YÜKSELME DEVRİ
''Türk basketbolu, genç yıldızları Furkan ve Cedi’nin lokomotifliğinde yoluna devam ediyor. 2019 Dünya Kupası öncesi umutlar gitgide artıyor."
TOLGA YENİGÜN
Türk basketbolunda bir süredir yaşadığımız devir-teslim süreci artık tamamlanmış durumda. Karadağ ve Slovenya maçlarını izlerken, Furkan Korkmaz’ın dergimize verdiği röportaj henüz yapılmamıştı; ancak söyleyeceklerini zaten parkeye yansıtıyordu; “Artık bizim zamanımız...”
İlk rakip Karadağ idi. Yugoslav ekolünün en güçlü temsilcilerinden biri olduğu söylenemez; ancak koç Zvezdan Mitrovic, Avrupa’nın yükselen isimlerinden biri ve sert bir takım ortaya çıkartmış. NBA yıldızları Vucevic’ten yoksun olduklarında son derece sıradanlaşan Karadağ, yine de kolay kolay boğazınızdan geçen bir takım değil. Yani saha içerisinde bu kadar sorun çözen oyuncumuz olmasa bizim için de öyle olacaktı. Fakat dedik ya; Cedi ve Furkan varken, liderlik sorunu yok. Bu bayrak yarışındaki konumlarını çok iyi kavrayan, hem fiziksel, hem de mental olarak bu göreve hazır olan iki genç yıldızımız, Karadağ’ı da çaresiz bıraktı.

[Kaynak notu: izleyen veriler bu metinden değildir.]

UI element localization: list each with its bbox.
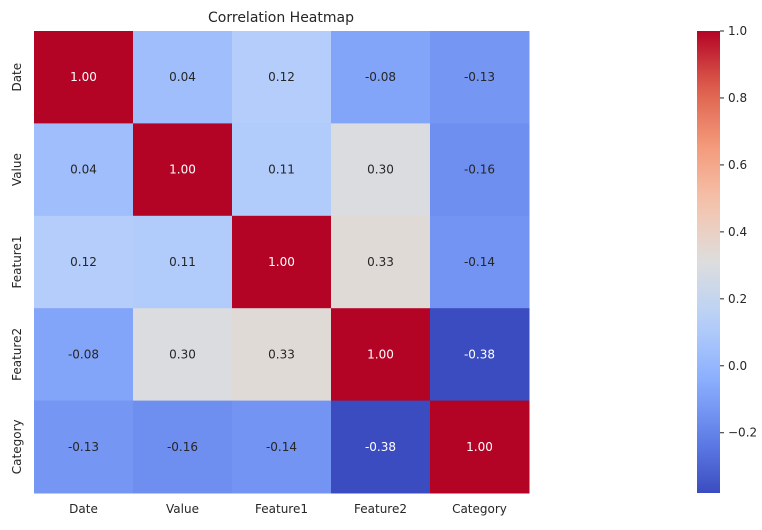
heatmap-cell-4-0 xyxy=(34,400,134,494)
cell-label-4-4: 1.00 xyxy=(466,440,493,454)
colorbar-tick-label-5: 0.8 xyxy=(728,91,747,105)
cell-label-1-0: 0.04 xyxy=(70,163,97,177)
heatmap-cell-2-4 xyxy=(430,215,530,309)
heatmap-cell-0-1 xyxy=(133,31,233,124)
x-tick-label-3: Feature2 xyxy=(354,502,407,516)
cell-label-0-1: 0.04 xyxy=(169,70,196,84)
x-tick-label-0: Date xyxy=(69,502,98,516)
heatmap-cell-0-3 xyxy=(331,31,431,124)
heatmap-cell-0-2 xyxy=(232,31,332,124)
cell-label-3-3: 1.00 xyxy=(367,347,394,361)
heatmap-cell-0-0 xyxy=(34,31,134,124)
colorbar-tick-label-1: 0.0 xyxy=(728,359,747,373)
colorbar-tick-label-0: −0.2 xyxy=(728,426,757,440)
heatmap-cell-2-1 xyxy=(133,215,233,309)
cell-label-2-4: -0.14 xyxy=(464,255,495,269)
cell-label-2-0: 0.12 xyxy=(70,255,97,269)
colorbar: −0.2 0.0 0.2 0.4 0.6 0.8 1.0 xyxy=(697,24,757,493)
cell-label-0-3: -0.08 xyxy=(365,70,396,84)
x-tick-label-1: Value xyxy=(166,502,199,516)
colorbar-tick-label-3: 0.4 xyxy=(728,225,747,239)
heatmap-cell-4-3 xyxy=(331,400,431,494)
cell-label-3-0: -0.08 xyxy=(68,347,99,361)
heatmap-cell-3-2 xyxy=(232,308,332,402)
colorbar-tick-label-6: 1.0 xyxy=(728,24,747,38)
cell-label-2-3: 0.33 xyxy=(367,255,394,269)
colorbar-tick-label-2: 0.2 xyxy=(728,292,747,306)
cell-label-3-4: -0.38 xyxy=(464,347,495,361)
cell-label-4-0: -0.13 xyxy=(68,440,99,454)
cell-label-3-1: 0.30 xyxy=(169,347,196,361)
heatmap-cell-3-3 xyxy=(331,308,431,402)
colorbar-gradient xyxy=(697,31,720,493)
cell-label-0-2: 0.12 xyxy=(268,70,295,84)
heatmap-cell-2-2 xyxy=(232,215,332,309)
heatmap-cell-4-2 xyxy=(232,400,332,494)
heatmap-cell-3-1 xyxy=(133,308,233,402)
cell-label-2-2: 1.00 xyxy=(268,255,295,269)
cell-label-1-4: -0.16 xyxy=(464,163,495,177)
heatmap-cell-3-0 xyxy=(34,308,134,402)
heatmap-cell-0-4 xyxy=(430,31,530,124)
heatmap-cell-1-4 xyxy=(430,123,530,217)
cell-label-1-2: 0.11 xyxy=(268,163,295,177)
cell-label-0-4: -0.13 xyxy=(464,70,495,84)
heatmap-cell-4-4 xyxy=(430,400,530,494)
cell-label-1-3: 0.30 xyxy=(367,163,394,177)
cell-label-3-2: 0.33 xyxy=(268,347,295,361)
y-tick-label-1: Value xyxy=(10,153,24,186)
chart-title: Correlation Heatmap xyxy=(208,10,354,26)
heatmap-cell-1-0 xyxy=(34,123,134,217)
x-tick-label-4: Category xyxy=(452,502,507,516)
cell-label-1-1: 1.00 xyxy=(169,163,196,177)
heatmap-cell-3-4 xyxy=(430,308,530,402)
y-tick-label-4: Category xyxy=(10,419,24,474)
cell-label-2-1: 0.11 xyxy=(169,255,196,269)
x-tick-label-2: Feature1 xyxy=(255,502,308,516)
cell-label-0-0: 1.00 xyxy=(70,70,97,84)
cell-label-4-2: -0.14 xyxy=(266,440,297,454)
y-tick-label-2: Feature1 xyxy=(10,236,24,289)
cell-label-4-3: -0.38 xyxy=(365,440,396,454)
y-tick-label-0: Date xyxy=(10,63,24,92)
heatmap-cell-1-1 xyxy=(133,123,233,217)
cell-label-4-1: -0.16 xyxy=(167,440,198,454)
heatmap-cell-1-2 xyxy=(232,123,332,217)
heatmap-cell-4-1 xyxy=(133,400,233,494)
heatmap-cell-2-3 xyxy=(331,215,431,309)
y-axis-ticks: Date Value Feature1 Feature2 Category xyxy=(10,63,24,474)
heatmap-cell-1-3 xyxy=(331,123,431,217)
heatmap-cells: 1.00 0.04 0.12 -0.08 -0.13 0.04 1.00 0.11 0.30 -0… xyxy=(34,31,530,494)
x-axis-ticks: Date Value Feature1 Feature2 Category xyxy=(69,502,507,516)
heatmap-cell-2-0 xyxy=(34,215,134,309)
colorbar-tick-label-4: 0.6 xyxy=(728,158,747,172)
y-tick-label-3: Feature2 xyxy=(10,328,24,381)
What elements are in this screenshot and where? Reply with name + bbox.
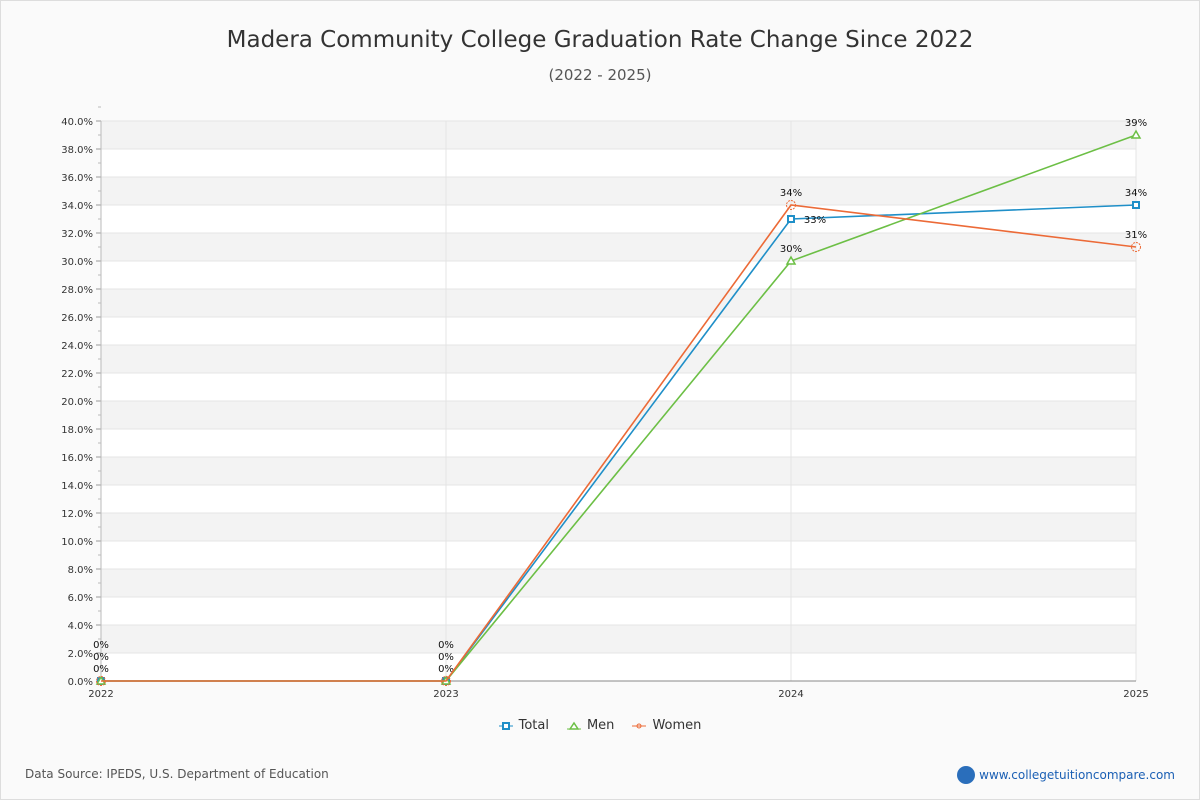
- y-tick-label: 16.0%: [61, 453, 93, 464]
- y-tick-label: 18.0%: [61, 425, 93, 436]
- data-label-women: 0%: [438, 640, 454, 651]
- data-label-women: 0%: [93, 640, 109, 651]
- y-tick-label: 24.0%: [61, 341, 93, 352]
- data-label-women: 31%: [1125, 230, 1147, 241]
- legend: Total Men Women: [1, 718, 1199, 733]
- legend-circle-icon: [632, 723, 647, 728]
- legend-triangle-icon: [566, 721, 581, 730]
- data-label-total: 0%: [93, 664, 109, 675]
- marker-women: [1131, 242, 1141, 252]
- marker-women: [786, 200, 796, 210]
- grid-band: [101, 345, 1136, 373]
- y-tick-label: 40.0%: [61, 117, 93, 128]
- grid-band: [101, 177, 1136, 205]
- y-tick-label: 34.0%: [61, 201, 93, 212]
- y-tick-label: 36.0%: [61, 173, 93, 184]
- data-label-total: 33%: [804, 215, 826, 226]
- series-line-women: [101, 204, 1137, 682]
- data-label-women: 34%: [780, 188, 802, 199]
- grid-band: [101, 401, 1136, 429]
- legend-label: Women: [652, 718, 702, 733]
- legend-label: Total: [518, 718, 549, 733]
- y-tick-label: 30.0%: [61, 257, 93, 268]
- marker-women: [441, 676, 451, 686]
- chart-subtitle: (2022 - 2025): [548, 66, 652, 84]
- chart-title: Madera Community College Graduation Rate…: [226, 27, 974, 53]
- marker-total: [787, 215, 795, 223]
- marker-men: [785, 255, 797, 265]
- y-tick-label: 12.0%: [61, 509, 93, 520]
- brand-link[interactable]: www.collegetuitioncompare.com: [957, 766, 1175, 784]
- marker-total: [1132, 201, 1140, 209]
- grid-band: [101, 233, 1136, 261]
- y-tick-label: 8.0%: [68, 565, 93, 576]
- x-tick-label: 2023: [433, 689, 458, 700]
- y-tick-label: 4.0%: [68, 621, 93, 632]
- data-label-men: 0%: [93, 652, 109, 663]
- y-tick-label: 0.0%: [68, 677, 93, 688]
- y-tick-label: 28.0%: [61, 285, 93, 296]
- legend-square-icon: [498, 721, 513, 730]
- y-tick-label: 38.0%: [61, 145, 93, 156]
- grid-band: [101, 513, 1136, 541]
- data-label-men: 0%: [438, 652, 454, 663]
- data-label-total: 34%: [1125, 188, 1147, 199]
- x-tick-label: 2025: [1123, 689, 1148, 700]
- brand-url: www.collegetuitioncompare.com: [979, 768, 1175, 782]
- data-label-men: 30%: [780, 244, 802, 255]
- grid-band: [101, 121, 1136, 149]
- x-tick-label: 2024: [778, 689, 803, 700]
- grid-band: [101, 625, 1136, 653]
- legend-item-men[interactable]: Men: [566, 718, 615, 733]
- y-tick-label: 2.0%: [68, 649, 93, 660]
- marker-men: [1130, 129, 1142, 139]
- y-tick-label: 10.0%: [61, 537, 93, 548]
- y-tick-label: 26.0%: [61, 313, 93, 324]
- legend-item-women[interactable]: Women: [632, 718, 701, 733]
- data-label-total: 0%: [438, 664, 454, 675]
- grid-band: [101, 289, 1136, 317]
- y-tick-label: 6.0%: [68, 593, 93, 604]
- y-tick-label: 20.0%: [61, 397, 93, 408]
- brand-logo-icon: [957, 766, 976, 784]
- data-label-men: 39%: [1125, 118, 1147, 129]
- legend-item-total[interactable]: Total: [498, 718, 549, 733]
- y-tick-label: 32.0%: [61, 229, 93, 240]
- data-source: Data Source: IPEDS, U.S. Department of E…: [25, 767, 329, 781]
- grid-band: [101, 569, 1136, 597]
- legend-label: Men: [586, 718, 615, 733]
- marker-women: [96, 676, 106, 686]
- y-tick-label: 14.0%: [61, 481, 93, 492]
- x-tick-label: 2022: [88, 689, 113, 700]
- y-tick-label: 22.0%: [61, 369, 93, 380]
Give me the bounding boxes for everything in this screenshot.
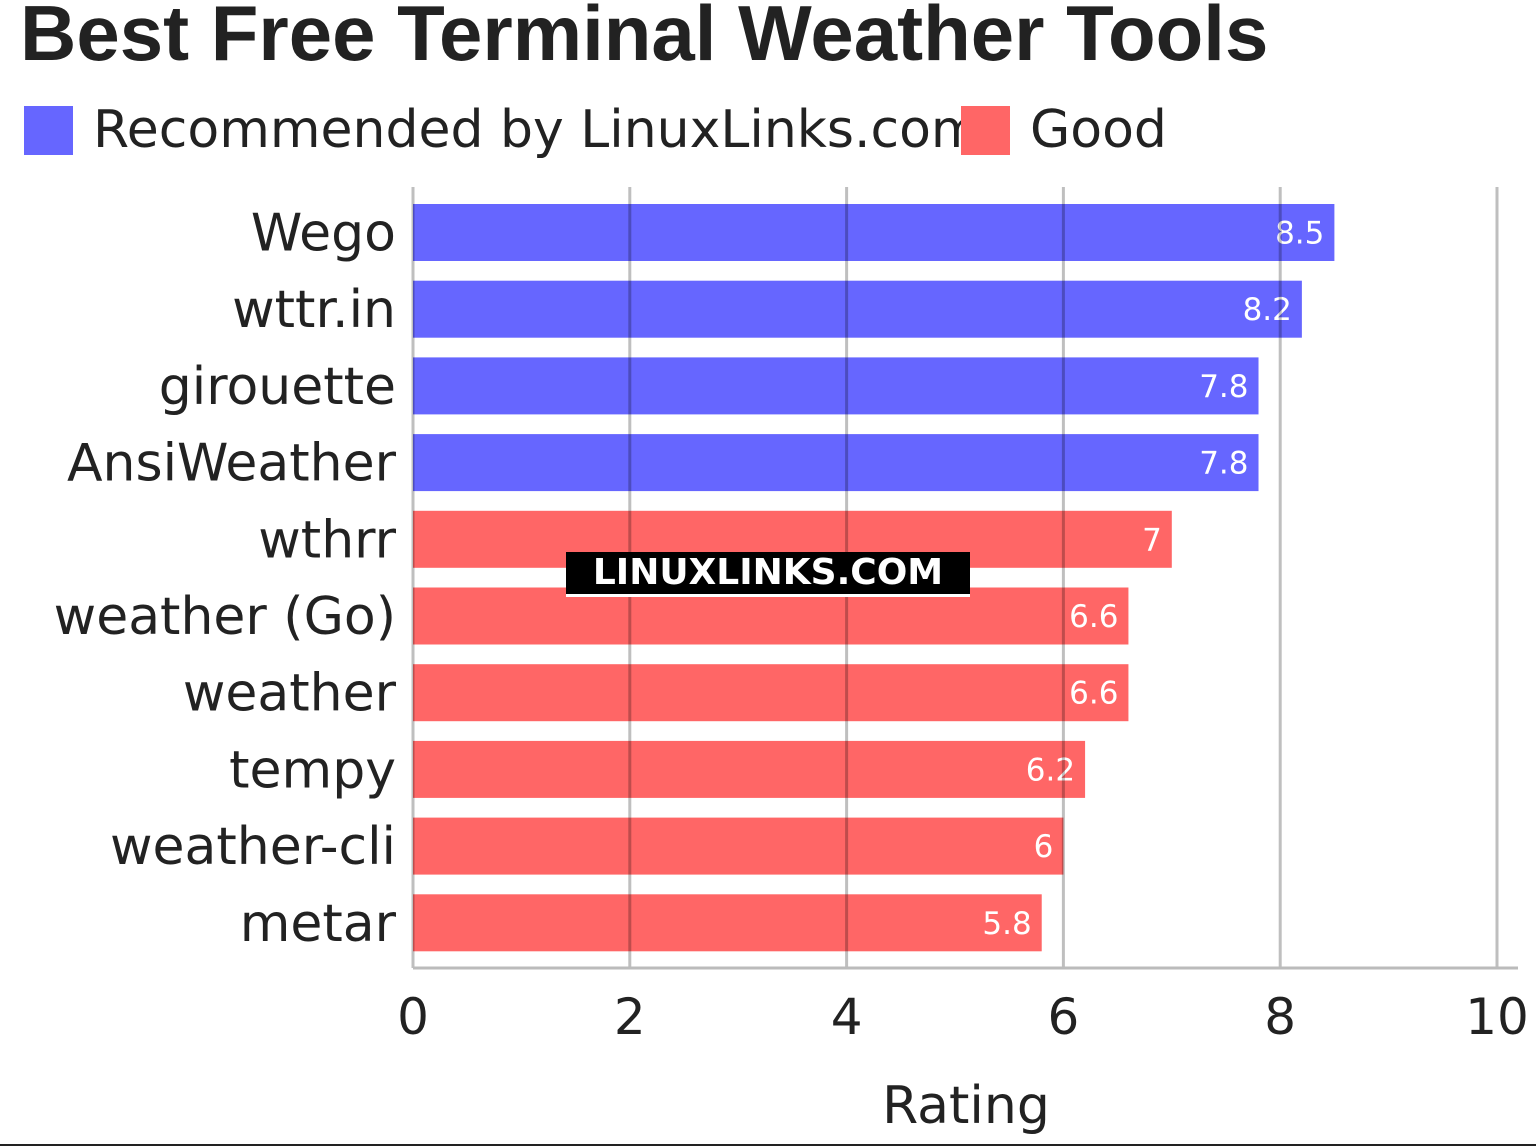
x-tick-label: 10 <box>1465 988 1529 1046</box>
legend-item-recommended: Recommended by LinuxLinks.com <box>24 100 982 160</box>
data-label: 8.5 <box>1275 216 1324 252</box>
x-tick-label: 6 <box>1047 988 1079 1046</box>
bar-weather-cli <box>413 817 1064 875</box>
category-label: wthrr <box>258 510 396 570</box>
category-label: metar <box>240 894 397 954</box>
legend-label-good: Good <box>1030 100 1167 160</box>
legend-label-recommended: Recommended by LinuxLinks.com <box>93 100 982 160</box>
data-label: 6.6 <box>1069 676 1118 712</box>
category-label: tempy <box>229 740 396 800</box>
data-label: 7.8 <box>1199 369 1248 405</box>
bar-ansiweather <box>413 434 1259 492</box>
legend-swatch-recommended <box>24 105 73 155</box>
data-label: 6.2 <box>1026 752 1075 788</box>
category-label: weather <box>183 664 397 724</box>
bottom-divider <box>0 1144 1536 1146</box>
x-tick-label: 0 <box>397 988 429 1046</box>
data-label: 6 <box>1034 829 1054 865</box>
bar-tempy <box>413 740 1086 798</box>
category-label: Wego <box>251 204 396 264</box>
bar-girouette <box>413 357 1259 415</box>
bar-wttr-in <box>413 280 1302 338</box>
data-label: 7.8 <box>1199 446 1248 482</box>
bar-wego <box>413 204 1335 261</box>
data-label: 6.6 <box>1069 599 1118 635</box>
data-label: 5.8 <box>982 906 1031 942</box>
data-label: 8.2 <box>1243 292 1292 328</box>
chart-title: Best Free Terminal Weather Tools <box>20 0 1269 77</box>
category-label: girouette <box>159 357 396 417</box>
x-tick-label: 4 <box>831 988 863 1046</box>
watermark: LINUXLINKS.COM <box>566 552 970 597</box>
category-label: AnsiWeather <box>67 434 397 494</box>
x-axis-title: Rating <box>882 1076 1050 1136</box>
x-tick-label: 8 <box>1264 988 1296 1046</box>
category-label: weather (Go) <box>54 587 396 647</box>
x-tick-label: 2 <box>614 988 646 1046</box>
category-label: weather-cli <box>110 817 396 877</box>
category-label: wttr.in <box>232 280 396 340</box>
bar-weather-go- <box>413 587 1129 645</box>
bar-metar <box>413 894 1042 952</box>
legend-item-good: Good <box>961 100 1167 160</box>
bar-weather <box>413 664 1129 722</box>
legend-swatch-good <box>961 105 1010 155</box>
data-label: 7 <box>1142 522 1162 558</box>
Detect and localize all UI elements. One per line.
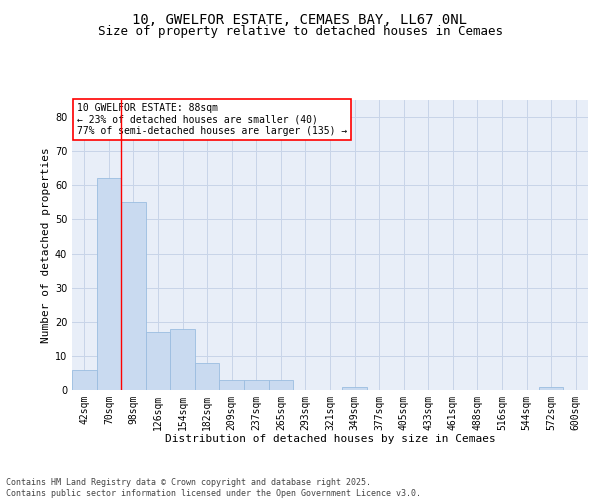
Bar bbox=[170, 328, 195, 390]
Bar bbox=[342, 386, 367, 390]
Text: 10 GWELFOR ESTATE: 88sqm
← 23% of detached houses are smaller (40)
77% of semi-d: 10 GWELFOR ESTATE: 88sqm ← 23% of detach… bbox=[77, 103, 347, 136]
Y-axis label: Number of detached properties: Number of detached properties bbox=[41, 147, 50, 343]
Bar bbox=[97, 178, 121, 390]
Bar bbox=[146, 332, 170, 390]
Text: 10, GWELFOR ESTATE, CEMAES BAY, LL67 0NL: 10, GWELFOR ESTATE, CEMAES BAY, LL67 0NL bbox=[133, 12, 467, 26]
Bar bbox=[269, 380, 293, 390]
Bar bbox=[121, 202, 146, 390]
Bar bbox=[195, 362, 220, 390]
Bar bbox=[539, 386, 563, 390]
Bar bbox=[244, 380, 269, 390]
Bar bbox=[220, 380, 244, 390]
X-axis label: Distribution of detached houses by size in Cemaes: Distribution of detached houses by size … bbox=[164, 434, 496, 444]
Text: Contains HM Land Registry data © Crown copyright and database right 2025.
Contai: Contains HM Land Registry data © Crown c… bbox=[6, 478, 421, 498]
Text: Size of property relative to detached houses in Cemaes: Size of property relative to detached ho… bbox=[97, 25, 503, 38]
Bar bbox=[72, 370, 97, 390]
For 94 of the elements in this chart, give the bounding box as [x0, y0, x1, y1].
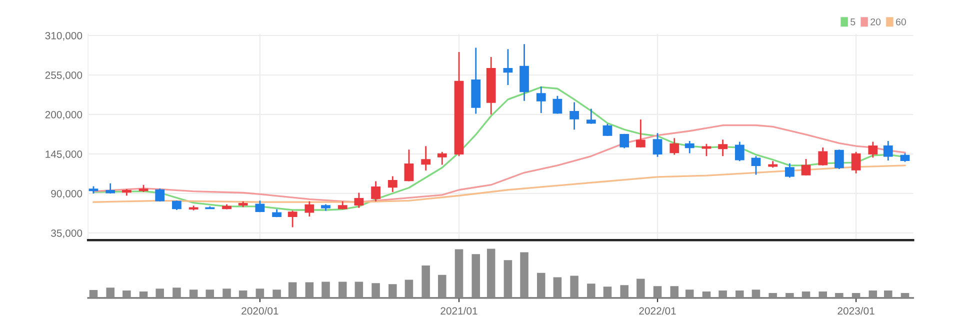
bar — [156, 288, 164, 298]
legend-label: 20 — [870, 18, 881, 26]
bar — [106, 288, 114, 298]
bar — [718, 290, 727, 298]
bar — [587, 284, 596, 298]
bar — [685, 290, 694, 298]
bar — [603, 286, 612, 298]
bar — [472, 254, 480, 298]
bar — [272, 290, 281, 298]
candlestick — [552, 95, 562, 114]
bar — [736, 290, 744, 298]
candlestick — [421, 145, 431, 172]
bar — [818, 292, 828, 298]
bar — [388, 284, 397, 298]
x-tick-label: 2021/01 — [440, 306, 478, 315]
candlestick — [172, 200, 182, 211]
bar — [835, 293, 844, 298]
bar — [752, 290, 760, 298]
bar — [354, 282, 364, 298]
bar — [206, 290, 214, 298]
candlestick — [354, 192, 364, 209]
candlestick — [371, 180, 380, 202]
candlestick — [503, 48, 513, 86]
bar — [454, 249, 464, 298]
candlestick — [883, 140, 893, 162]
candlestick — [437, 151, 447, 166]
candlestick — [404, 148, 414, 182]
bar — [438, 274, 446, 298]
bar — [404, 280, 414, 298]
bar — [139, 292, 148, 298]
y-tick-label: 145,000 — [46, 150, 82, 160]
x-tick-label: 2022/01 — [639, 306, 676, 315]
y-tick-label: 310,000 — [45, 32, 82, 41]
legend-label: 60 — [896, 18, 906, 26]
bar — [786, 293, 794, 298]
bar — [884, 290, 892, 298]
bar — [504, 260, 512, 298]
candlestick — [751, 155, 761, 176]
candlestick — [818, 146, 828, 166]
x-tick-label: 2020/01 — [242, 306, 278, 315]
bar — [338, 282, 347, 298]
bar — [256, 288, 264, 298]
bar — [288, 282, 297, 298]
bar — [372, 283, 380, 298]
candlestick — [702, 143, 712, 157]
y-tick-label: 255,000 — [45, 71, 82, 80]
candlestick — [586, 108, 596, 125]
bar — [636, 278, 645, 298]
bar — [238, 290, 248, 298]
bar — [536, 272, 546, 298]
bar — [802, 292, 810, 298]
bar — [553, 277, 562, 298]
bar — [570, 276, 578, 298]
bar — [868, 290, 878, 298]
bar — [189, 290, 198, 298]
y-tick-label: 200,000 — [45, 110, 82, 120]
candlestick — [602, 123, 612, 137]
candlestick — [304, 200, 314, 218]
candlestick — [684, 140, 694, 154]
candlestick — [801, 158, 811, 176]
y-tick-label: 35,000 — [51, 229, 82, 238]
bar — [620, 285, 628, 298]
bar — [702, 292, 711, 298]
candlestick — [868, 141, 878, 158]
candlestick — [636, 118, 646, 148]
candlestick — [718, 138, 728, 157]
candlestick — [652, 132, 662, 158]
candlestick — [106, 182, 116, 194]
bar — [422, 265, 430, 298]
bar — [222, 288, 231, 298]
bar — [122, 290, 131, 298]
y-tick-label: 90,000 — [51, 190, 82, 199]
candlestick — [570, 102, 579, 130]
x-tick-label: 2023/01 — [838, 306, 874, 315]
bar — [305, 282, 314, 298]
candlestick — [536, 86, 546, 114]
legend-label: 5 — [850, 18, 856, 26]
bar — [172, 288, 181, 298]
bar — [89, 290, 98, 298]
bar — [768, 293, 777, 298]
bar — [653, 286, 662, 298]
bar — [322, 282, 330, 298]
candlestick — [834, 148, 844, 170]
candlestick — [388, 176, 398, 193]
bar — [670, 286, 679, 298]
candlestick — [288, 210, 298, 228]
candlestick — [155, 188, 165, 202]
bar — [486, 248, 496, 298]
candlestick — [670, 137, 680, 156]
candlestick — [851, 151, 861, 174]
bar — [520, 252, 528, 298]
candlestick — [785, 162, 794, 178]
candlestick — [734, 141, 744, 162]
candlestick — [620, 133, 630, 149]
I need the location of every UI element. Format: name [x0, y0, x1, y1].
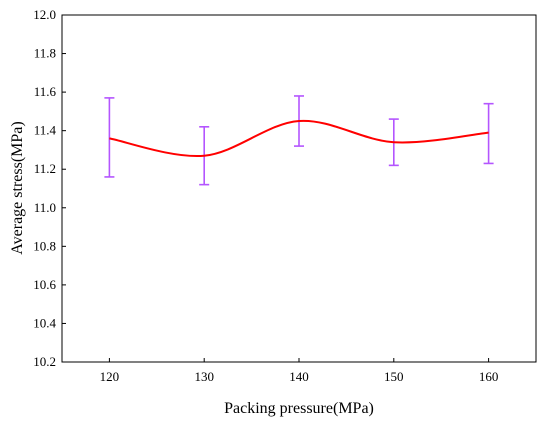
y-tick-label: 12.0	[33, 7, 56, 22]
y-tick-label: 11.2	[34, 161, 56, 176]
x-tick-label: 130	[194, 369, 214, 384]
y-tick-label: 10.6	[33, 277, 56, 292]
x-axis-title: Packing pressure(MPa)	[224, 400, 374, 417]
x-tick-label: 160	[479, 369, 499, 384]
y-tick-label: 11.6	[34, 84, 57, 99]
plot-frame	[61, 14, 537, 363]
y-tick-label: 11.0	[34, 200, 56, 215]
x-tick-label: 150	[384, 369, 404, 384]
error-bars	[104, 95, 494, 186]
y-axis-title: Average stress(MPa)	[9, 121, 26, 254]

Daha güzel olanıysa; Ersan ve Semih’in de onlarla fazlasıyla uyumlu gözükmesiydi. İki altın jenerasyonun iç içe geçtiği keyifli bir milli takım izledik. Hakeza Doğuş ve Ege’nin de bu dörtlüye katılmasıyla 6 kişilik o rotasyon, Karadağ zaferi için yetti. Wilbekin gibi bir ismin çok etkisiz kaldığı akşamda sürprize izin vermemek çok değerliydi. Bu denli genç olmamıza karşın kırılgan olmadığımızı görmek Slovenya deplasmanı öncesi moralleri yükseltmişti.
Slovenya elbette farklıydı. Son Avrupa şampiyonuyla deplasmanda karşılaşmak hiç kimse için kolay olmasa gerek. Bizim gibi ideale yakın bir kadroyla gelmemiş olsalar da, Randolph-Vidmar gibi turnuvaya imzasını atan bir uzun ikilisini korumayı başarmışlardı. Sorunları şüphesiz kısalardı. Blaz Mesicek gibi, 97 rotasyonunun en değerli kısalarından birine sahip olsalar da, onun yönlendiricilik noktasında aksayacağı çok açıktı. Zira bu takım Kokoshkov tarafından Dragic-Doncic ekseninde Avrupa Şampiyonu yapılmıştı ve bu elit oyun yönlendirme seviyesine alışmışlardı.
Matic Rebec bu general rolünü üstlenmeye en yakın kumaş olmasına karşın henüz çok ham olduğu gördük. Luka Rupnik ise ayrı bir parantezi hak ediyor; ancak neticede parantezin büyüğü Furkan Korkmaz için açılmalı! Onun sürüklediği milli takım fantastik Furkan-Cedi-Wilbekin triosuyla, Slovenya deplasmanından galibiyeti söktü aldı.
Cedi Osman’ın komple oyunu, Cavaliers’ta üstleneceği rolün de habercisi. Ancak Furkan Korkmaz da daha büyük roller almazsa kaybeden Sixers olacak. Çok büyük potansiyellere sahip olabilirler fakat böyle bir ‘skor bombası’ atlanmamalı. Özgüvenini bulduğu zaman, üst düzey bir takıma karşı deplasmanda yaptıkları ortada. Furkan’ın o sonsuz skor potansiyelinden kesitler izlemekse gerçek bir basketbol keyfiydi.
Milli takımda doğal fetret devri ve ardından başlayan toparlanma süreci sonrası yükselme devrine geçildiğinin sağlam sinyallerini almaya devam ediyoruz. Gerek Furkan gerekse Cedi, Avrupa basketbolunda çok az ülkenin sahip olduğu mücevherler. Wilbekin, Ersan ve Semih’in bu beşi tamamlayan ve yerine tabiri caizse ‘cuk diye oturan’ parçalar olması da, bizi kimyası iyi bir takım haline getiriyor. Hâl böyleyken, 2019 Dünya Kupası’nı hedef turnuva olarak konumlandırmak hayalcilik olmasa gerek.